Word Building with Tiles
'Build the word cat.' Then: 'Change the /k/ to /b/. What word do we have now?' Switching single letters within words — called 'word ladders' — is one of the most effective phonics practice activities available.
Rhyme Time Stories
Tell a story and pause before rhyming words for your child to complete. 'The cat sat on the ___.' (mat). This builds phonemic awareness and phonological memory while keeping engagement high.
Picture Sorting
Print or cut out pictures of objects. Children sort them by their initial sound, vowel sound, or word family. Concrete picture-to-sound connection accelerates phonics learning.
Roll and Read
Number a list of words 1–6. Roll a die and read the corresponding word. Simple, quick, and children can play independently. Add a second die for vowel sounds: odd = short vowel, even = long vowel.
Phonics Scavenger Hunt
Hide letter cards around the house or garden. Children find them and must say the sound of each letter they discover. Turn it into a race by timing them or competing to find more.
Name That Sound
Make a sound and have your child point to the letter that makes it. Or show a letter and have them think of 3 words that start with that sound. Builds both sound-to-letter and letter-to-sound connections.
Tongue Twister Challenge
Practice tongue twisters targeting specific sounds: 'She sells seashells by the seashore' (/sh/ and /s/). The combination of humor and challenge keeps children working hard on difficult sounds without realizing it.
Syllable Clapping
Clap for each syllable in a word. El-e-phant = 3 claps. But-ter-fly = 3 claps. Syl-la-ble = 3 claps. Use names, food items, and favorite animals. Movement makes syllable segmentation concrete.
Word Ladder Game
Start with a word (e.g., 'cat'). Change one letter at a time to make a new word: cat → bat → bad → bed → red → rod → nod. Challenge children to get from one target word to another in as few steps as possible.
Starfall (Free Website)
Starfall.com offers free, structured phonics activities arranged in a logical teaching sequence. Each activity combines animation, audio, and interactivity in a way that maintains engagement. One of the best free phonics resources online.

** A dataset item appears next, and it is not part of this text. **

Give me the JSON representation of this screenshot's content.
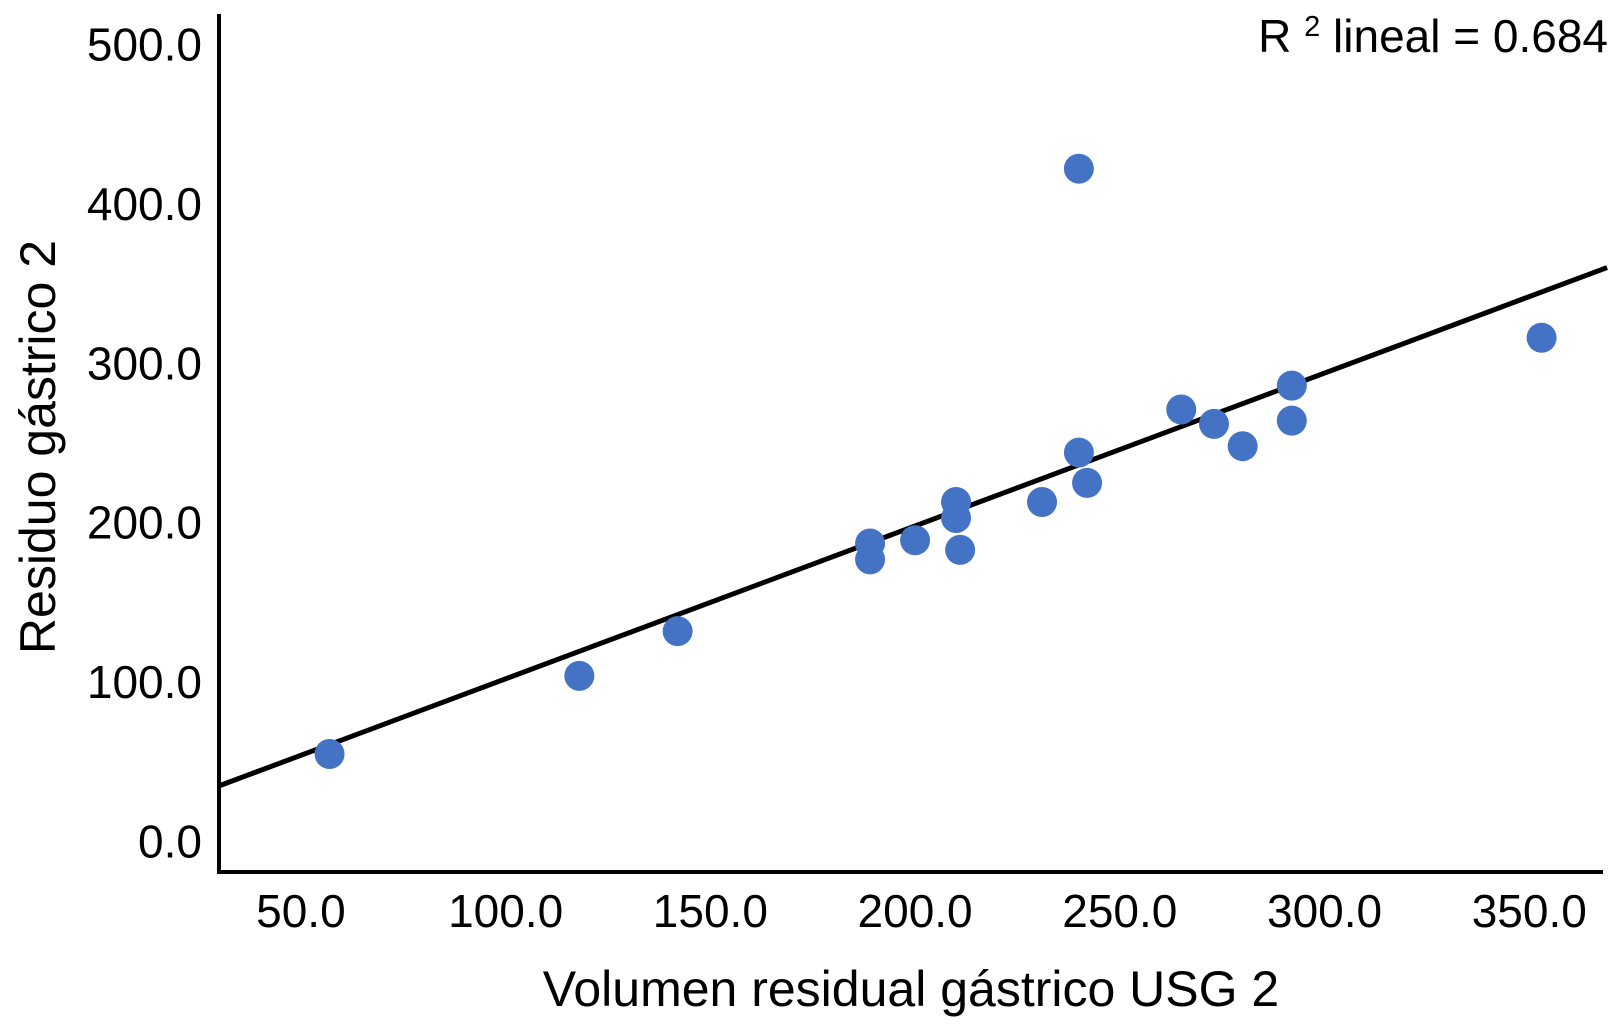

Tips for Making Phonics Games Work
- Keep sessions short. 10–15 minutes of engaged game play beats 45 minutes of reluctant drilling every time.
- Follow your child's lead. If they love one game, play it 5 times in a row. Repetition in a game context is learning.
- Don't correct harshly. When a child misreads a word, say "Let's try sounding it out together" rather than "That's wrong."
- Alternate between review and new content. Each session should spend 60–70% of time reviewing known sounds and 30–40% on new material.
- Make it silly. Use funny voices, silly words, and exaggerated reactions. Laughter and phonics are not incompatible.